Había hecho construir su casa como la que
tantas veces viera en los cuentos de hadas, parecía un castillo rodeado de almenas en cuyos huecos solía sentarse
mientras desayunaba un tazón de sésamo con guarapo y uvas malvasía que le
conseguía su amigo extranjero, que vivía cerca de Malvasia, creo, porque le
hablaba en mandinga, esa extraña lengua de no sé dónde. Rara vez se quedaba en
el comedor, solo cuando llovía, aunque era anormal que ocurriera en otoño. Le
gustaba ver el amanecer, el sol colarse entre las almenas formando increíbles
dibujos sobre la pared del fondo. Pero esa mañana algo llamó su atención, dejó
el tazón sobre el sillón, fue hasta la escalera que lo separaba del parque,
bajó y caminó directo hasta la plantación de caña de azúcar. El ruido era
apenas perceptible, pero muy claro. Rodeó las primeras cañas, divisó a lo lejos
a los peones que, paila en mano, cortaban a un ritmo monótono y dejaban tiradas
en el piso las largas cañas, para que luego otro las recogiera echándolas
encima del carro para llevarlas hasta el trapiche; algunas las procesaban en el
almirez, las que eran para el uso de la casa.

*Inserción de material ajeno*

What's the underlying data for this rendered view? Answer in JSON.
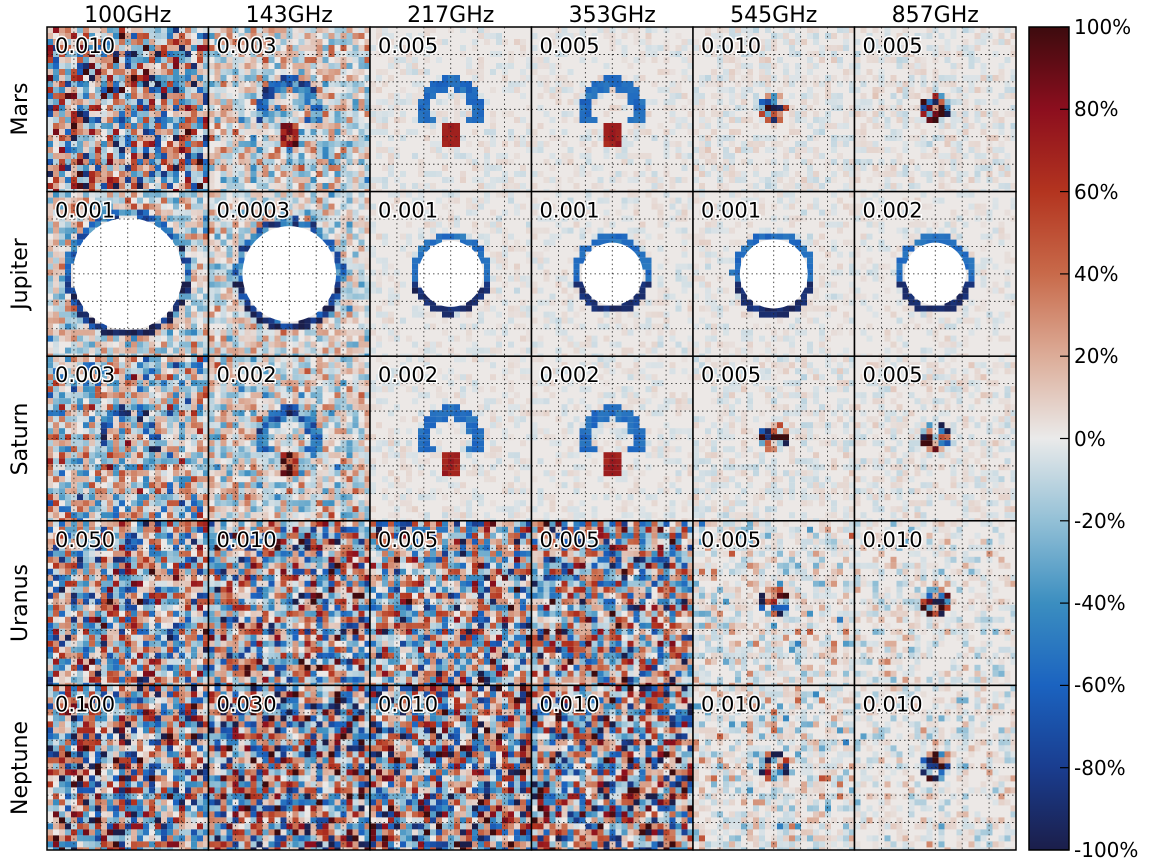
{
  "chart_data": {
    "type": "heatmap",
    "columns": [
      "100GHz",
      "143GHz",
      "217GHz",
      "353GHz",
      "545GHz",
      "857GHz"
    ],
    "rows": [
      "Mars",
      "Jupiter",
      "Saturn",
      "Uranus",
      "Neptune"
    ],
    "panel_scales": [
      [
        "0.010",
        "0.003",
        "0.005",
        "0.005",
        "0.010",
        "0.005"
      ],
      [
        "0.001",
        "0.0003",
        "0.001",
        "0.001",
        "0.001",
        "0.002"
      ],
      [
        "0.003",
        "0.002",
        "0.002",
        "0.002",
        "0.005",
        "0.005"
      ],
      [
        "0.050",
        "0.010",
        "0.005",
        "0.005",
        "0.005",
        "0.010"
      ],
      [
        "0.100",
        "0.030",
        "0.010",
        "0.010",
        "0.010",
        "0.010"
      ]
    ],
    "colorbar": {
      "ticks": [
        "100%",
        "80%",
        "60%",
        "40%",
        "20%",
        "0%",
        "-20%",
        "-40%",
        "-60%",
        "-80%",
        "-100%"
      ],
      "range": [
        -100,
        100
      ],
      "colors": [
        "#1b1e4a",
        "#1a3d8f",
        "#1b63c0",
        "#3b8ec0",
        "#93c0d6",
        "#eaeaea",
        "#dcac98",
        "#c86a4a",
        "#b3341f",
        "#8c0e1e",
        "#3d0b0e"
      ]
    },
    "masked_color": "#ffffff",
    "grid": true
  }
}
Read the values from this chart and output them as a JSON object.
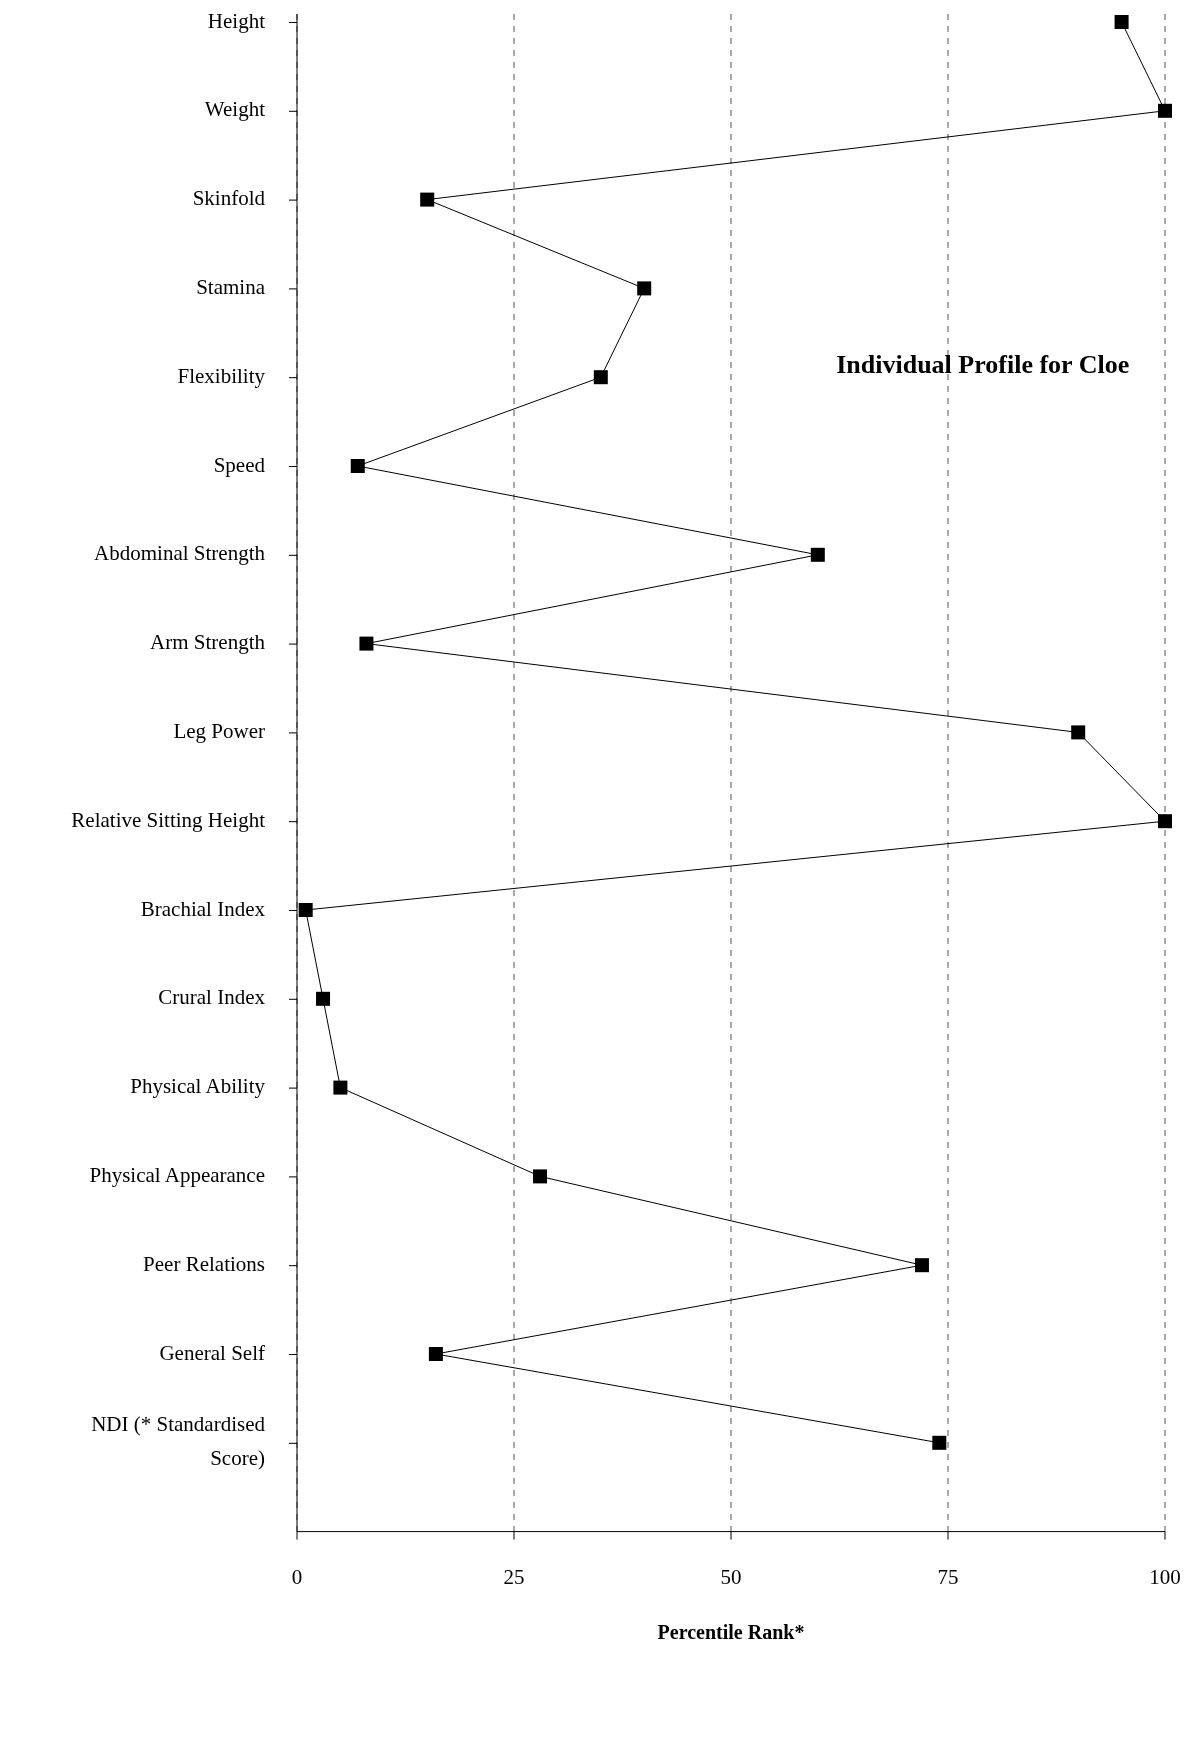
{
  "chart_data": {
    "type": "line",
    "orientation": "horizontal",
    "title": "Individual Profile for Cloe",
    "xlabel": "Percentile Rank*",
    "categories": [
      "Height",
      "Weight",
      "Skinfold",
      "Stamina",
      "Flexibility",
      "Speed",
      "Abdominal Strength",
      "Arm Strength",
      "Leg Power",
      "Relative Sitting Height",
      "Brachial Index",
      "Crural Index",
      "Physical Ability",
      "Physical Appearance",
      "Peer Relations",
      "General Self",
      "NDI (* Standardised Score)"
    ],
    "values": [
      95,
      100,
      15,
      40,
      35,
      7,
      60,
      8,
      90,
      100,
      1,
      3,
      5,
      28,
      72,
      16,
      74
    ],
    "color": "#000000",
    "xlim": [
      0,
      100
    ],
    "xticks": [
      0,
      25,
      50,
      75,
      100
    ],
    "grid": "x",
    "marker": "square",
    "line_style": "solid"
  }
}
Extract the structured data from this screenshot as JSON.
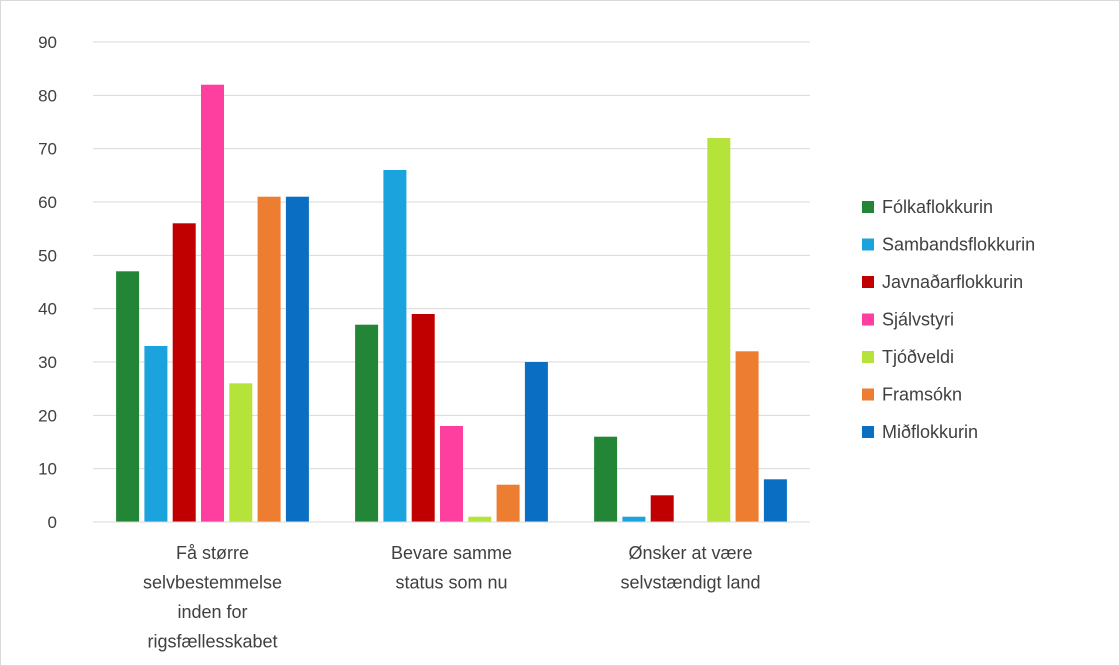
{
  "chart_data": {
    "type": "bar",
    "title": "",
    "xlabel": "",
    "ylabel": "",
    "ylim": [
      0,
      90
    ],
    "yticks": [
      0,
      10,
      20,
      30,
      40,
      50,
      60,
      70,
      80,
      90
    ],
    "grid": true,
    "legend_position": "right",
    "categories": [
      [
        "Få større",
        "selvbestemmelse",
        "inden for",
        "rigsfællesskabet"
      ],
      [
        "Bevare samme",
        "status som nu"
      ],
      [
        "Ønsker at være",
        "selvstændigt land"
      ]
    ],
    "series": [
      {
        "name": "Fólkaflokkurin",
        "color": "#238636",
        "values": [
          47,
          37,
          16
        ]
      },
      {
        "name": "Sambandsflokkurin",
        "color": "#1aa3dc",
        "values": [
          33,
          66,
          1
        ]
      },
      {
        "name": "Javnaðarflokkurin",
        "color": "#c00000",
        "values": [
          56,
          39,
          5
        ]
      },
      {
        "name": "Sjálvstyri",
        "color": "#ff3fa0",
        "values": [
          82,
          18,
          0
        ]
      },
      {
        "name": "Tjóðveldi",
        "color": "#b6e33a",
        "values": [
          26,
          1,
          72
        ]
      },
      {
        "name": "Framsókn",
        "color": "#ed7d31",
        "values": [
          61,
          7,
          32
        ]
      },
      {
        "name": "Miðflokkurin",
        "color": "#0a6fc2",
        "values": [
          61,
          30,
          8
        ]
      }
    ]
  }
}
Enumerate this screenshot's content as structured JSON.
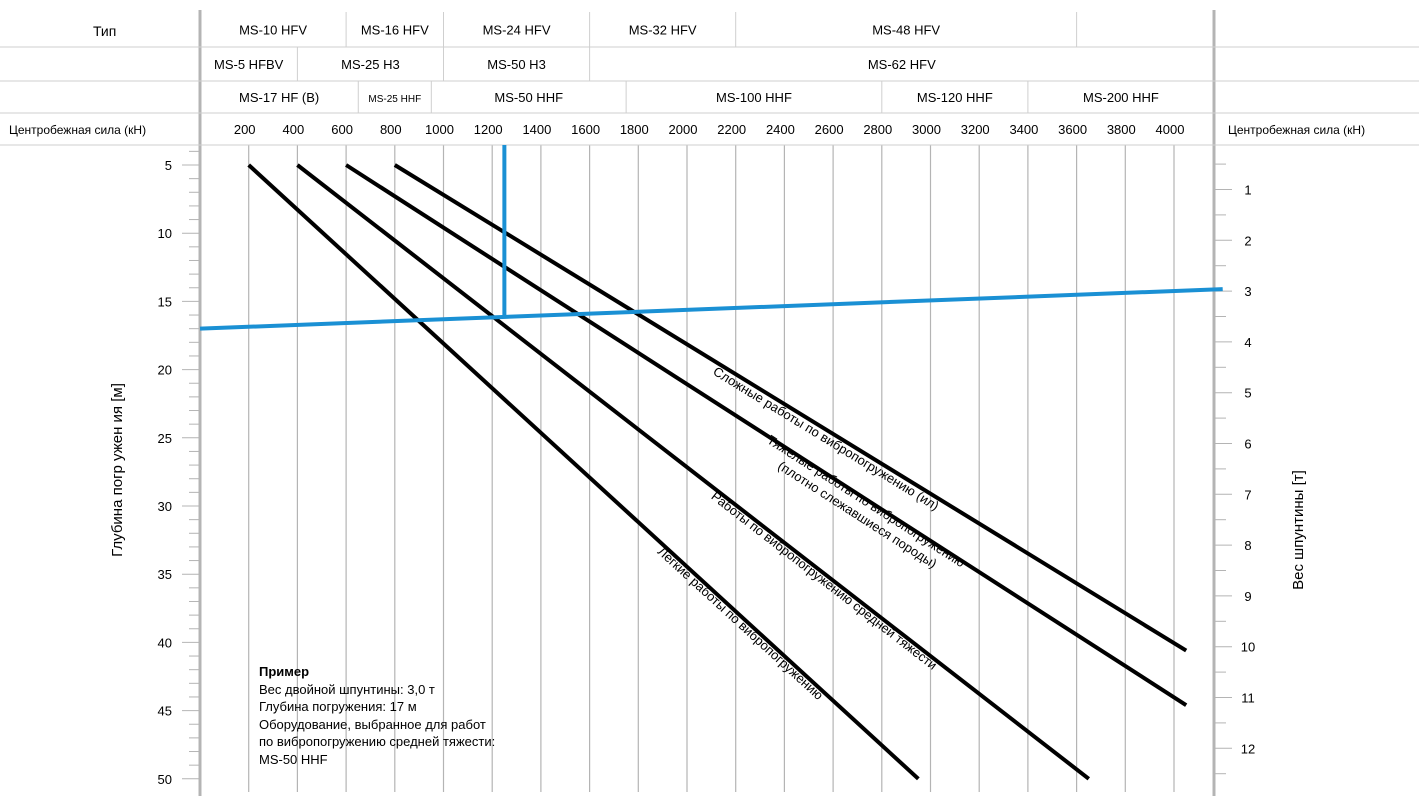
{
  "chart_data": {
    "type": "line",
    "type_label": "Тип",
    "type_rows": [
      [
        {
          "label": "MS-10 HFV",
          "from": 0,
          "to": 600
        },
        {
          "label": "MS-16 HFV",
          "from": 600,
          "to": 1000
        },
        {
          "label": "MS-24 HFV",
          "from": 1000,
          "to": 1600
        },
        {
          "label": "MS-32 HFV",
          "from": 1600,
          "to": 2200
        },
        {
          "label": "MS-48 HFV",
          "from": 2200,
          "to": 3600
        }
      ],
      [
        {
          "label": "MS-5 HFBV",
          "from": 0,
          "to": 400
        },
        {
          "label": "MS-25 H3",
          "from": 400,
          "to": 1000
        },
        {
          "label": "MS-50 H3",
          "from": 1000,
          "to": 1600
        },
        {
          "label": "MS-62 HFV",
          "from": 1600,
          "to": 4200
        }
      ],
      [
        {
          "label": "MS-17 HF (B)",
          "from": 0,
          "to": 650
        },
        {
          "label": "MS-25 HHF",
          "from": 650,
          "to": 950
        },
        {
          "label": "MS-50 HHF",
          "from": 950,
          "to": 1750
        },
        {
          "label": "MS-100 HHF",
          "from": 1750,
          "to": 2800
        },
        {
          "label": "MS-120 HHF",
          "from": 2800,
          "to": 3400
        },
        {
          "label": "MS-200 HHF",
          "from": 3400,
          "to": 4200
        }
      ]
    ],
    "force_label": "Центробежная сила (кН)",
    "x_ticks": [
      200,
      400,
      600,
      800,
      1000,
      1200,
      1400,
      1600,
      1800,
      2000,
      2200,
      2400,
      2600,
      2800,
      3000,
      3200,
      3400,
      3600,
      3800,
      4000
    ],
    "xlim": [
      0,
      4200
    ],
    "ylabel_left": "Глубина погр ужен ия [м]",
    "ylim_left": [
      4,
      50
    ],
    "y_ticks_left": [
      5,
      10,
      15,
      20,
      25,
      30,
      35,
      40,
      45,
      50
    ],
    "ylabel_right": "Вес шпунтины [т]",
    "ylim_right": [
      0.2,
      13.1
    ],
    "y_ticks_right": [
      1,
      2,
      3,
      4,
      5,
      6,
      7,
      8,
      9,
      10,
      11,
      12
    ],
    "series": [
      {
        "name": "Легкие работы по вибропогружению",
        "x": [
          200,
          2950
        ],
        "y": [
          5,
          50
        ]
      },
      {
        "name": "Работы по вибропогружению средней тяжести",
        "x": [
          400,
          3650
        ],
        "y": [
          5,
          50
        ]
      },
      {
        "name": "Тяжелые работы по вибропогружению (плотно слежавшиеся породы)",
        "x": [
          600,
          4050
        ],
        "y": [
          5,
          44.6
        ]
      },
      {
        "name": "Сложные работы по вибропогружению (ил)",
        "x": [
          800,
          4050
        ],
        "y": [
          5,
          40.6
        ]
      }
    ],
    "example_lines": {
      "horizontal": {
        "x": [
          0,
          4200
        ],
        "y": [
          17,
          14.1
        ]
      },
      "vertical": {
        "x": [
          1250,
          1250
        ],
        "y": [
          4,
          16.1
        ]
      }
    },
    "example": {
      "title": "Пример",
      "lines": [
        "Вес двойной шпунтины: 3,0 т",
        "Глубина погружения: 17 м",
        "Оборудование, выбранное для работ",
        "по вибропогружению средней тяжести:",
        "MS-50 HHF"
      ]
    },
    "colors": {
      "curve": "#000000",
      "example": "#1a90d4",
      "grid": "#b4b4b4",
      "frame": "#b4b4b4"
    },
    "grid": true
  }
}
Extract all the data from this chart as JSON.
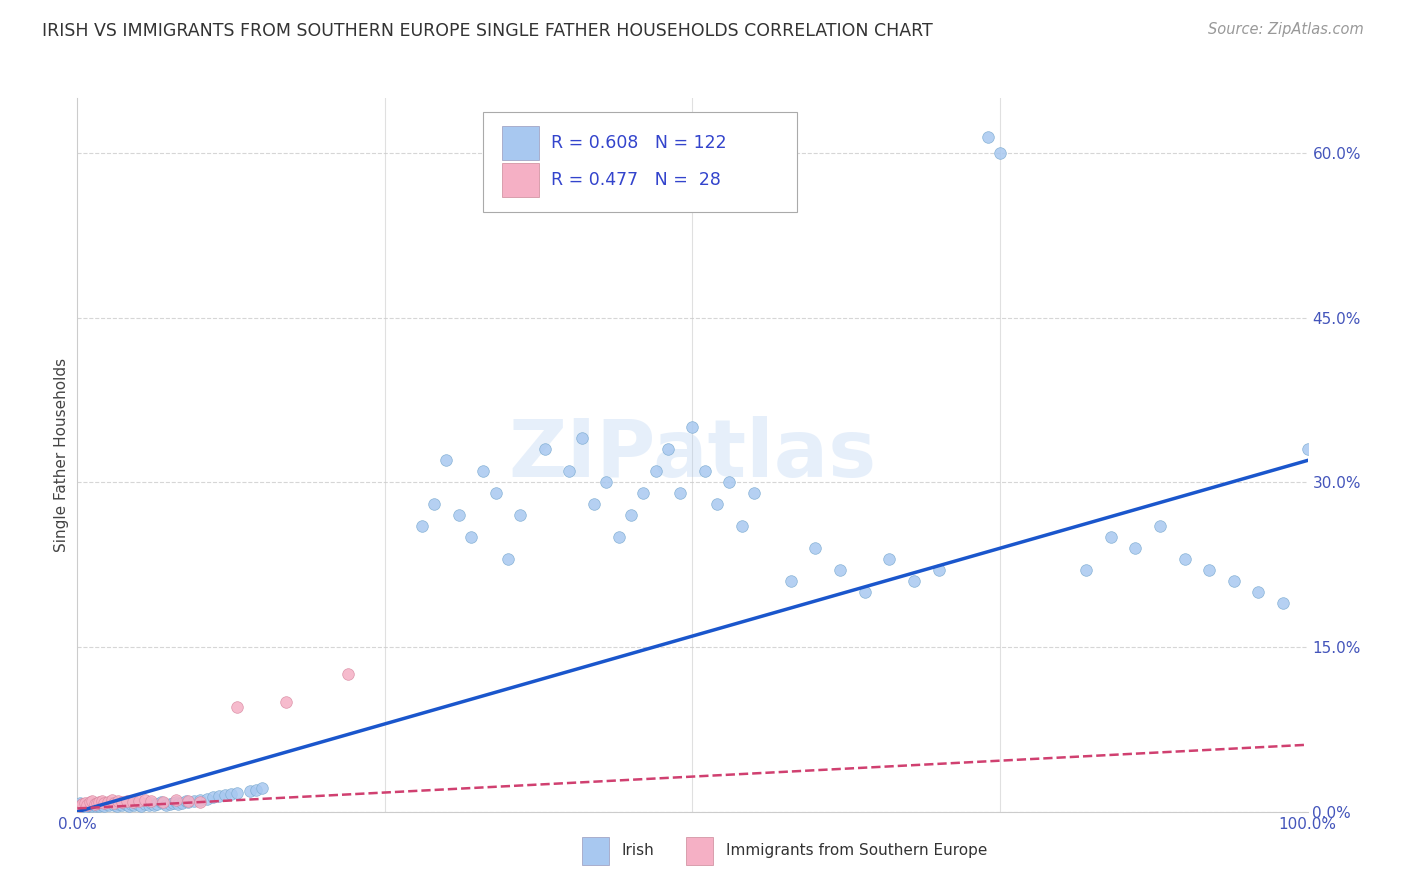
{
  "title": "IRISH VS IMMIGRANTS FROM SOUTHERN EUROPE SINGLE FATHER HOUSEHOLDS CORRELATION CHART",
  "source": "Source: ZipAtlas.com",
  "ylabel": "Single Father Households",
  "yticks": [
    "0.0%",
    "15.0%",
    "30.0%",
    "45.0%",
    "60.0%"
  ],
  "ytick_vals": [
    0.0,
    0.15,
    0.3,
    0.45,
    0.6
  ],
  "xlim": [
    0.0,
    1.0
  ],
  "ylim": [
    0.0,
    0.65
  ],
  "irish_R": 0.608,
  "irish_N": 122,
  "southern_europe_R": 0.477,
  "southern_europe_N": 28,
  "irish_color": "#a8c8f0",
  "irish_edge_color": "#7aaad0",
  "irish_line_color": "#1a56cc",
  "southern_europe_color": "#f5b0c5",
  "southern_europe_edge_color": "#d888a0",
  "southern_europe_line_color": "#d04070",
  "watermark": "ZIPatlas",
  "legend_label_irish": "Irish",
  "legend_label_se": "Immigrants from Southern Europe",
  "grid_color": "#cccccc",
  "background_color": "#ffffff",
  "irish_slope": 0.32,
  "irish_intercept": 0.0,
  "se_slope": 0.058,
  "se_intercept": 0.003
}
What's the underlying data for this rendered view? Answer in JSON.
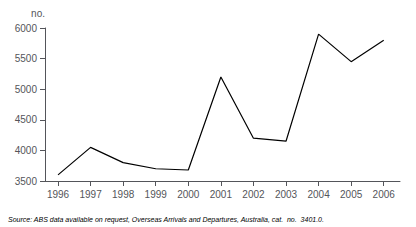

El camino se le hacía cada vez más
fragoso, le daba mucho trabajo pasar, pero
sentía el sonido más y más cerca. Era como una sinfonía limpia, como si
fuese el mismo Beethoven quien, con sus
manos grandes y ligeras, recorriera el teclado del piano.
De pronto divisó un enorme árbol con
ramas muy largas, que daban la impresión
de querer alcanzar el cielo. La música ya se podía oír mejor, sí, era en ese
lugar pero... ¿quiénes eran? Tuvo que subirse a él para encontrar el origen de
tanta belleza. Suerte que había llevado la lupa porque de otra manera no hubiera visto la orquesta. Allí estaba el sochantre
dirigiendo el coro angelical, las carcomas, diminutas, sopranos ellas, llevaban
la melodía sin equivocar una nota:
–¡Do o o o
o, Re e e e e, Mi i i i i i, do,re, miiiii ...!
Mientras
las falenas, ataviadas con vestidos de colores, contestaban al unísono:
–¡Do, re
mi i i i i i, mi, re do o o o o...!
Y
de pronto... un trallazo lo sacó de su éxtasis y se cayó. Como pudo se levantó,
sacudió su ropa, buscó la lupa y regresó
a terminar con su tazón de sésamo, guarapo y uvas.
A su secreto lo guardó en el fondo del
cajón blanco, allí... donde nada pasaba.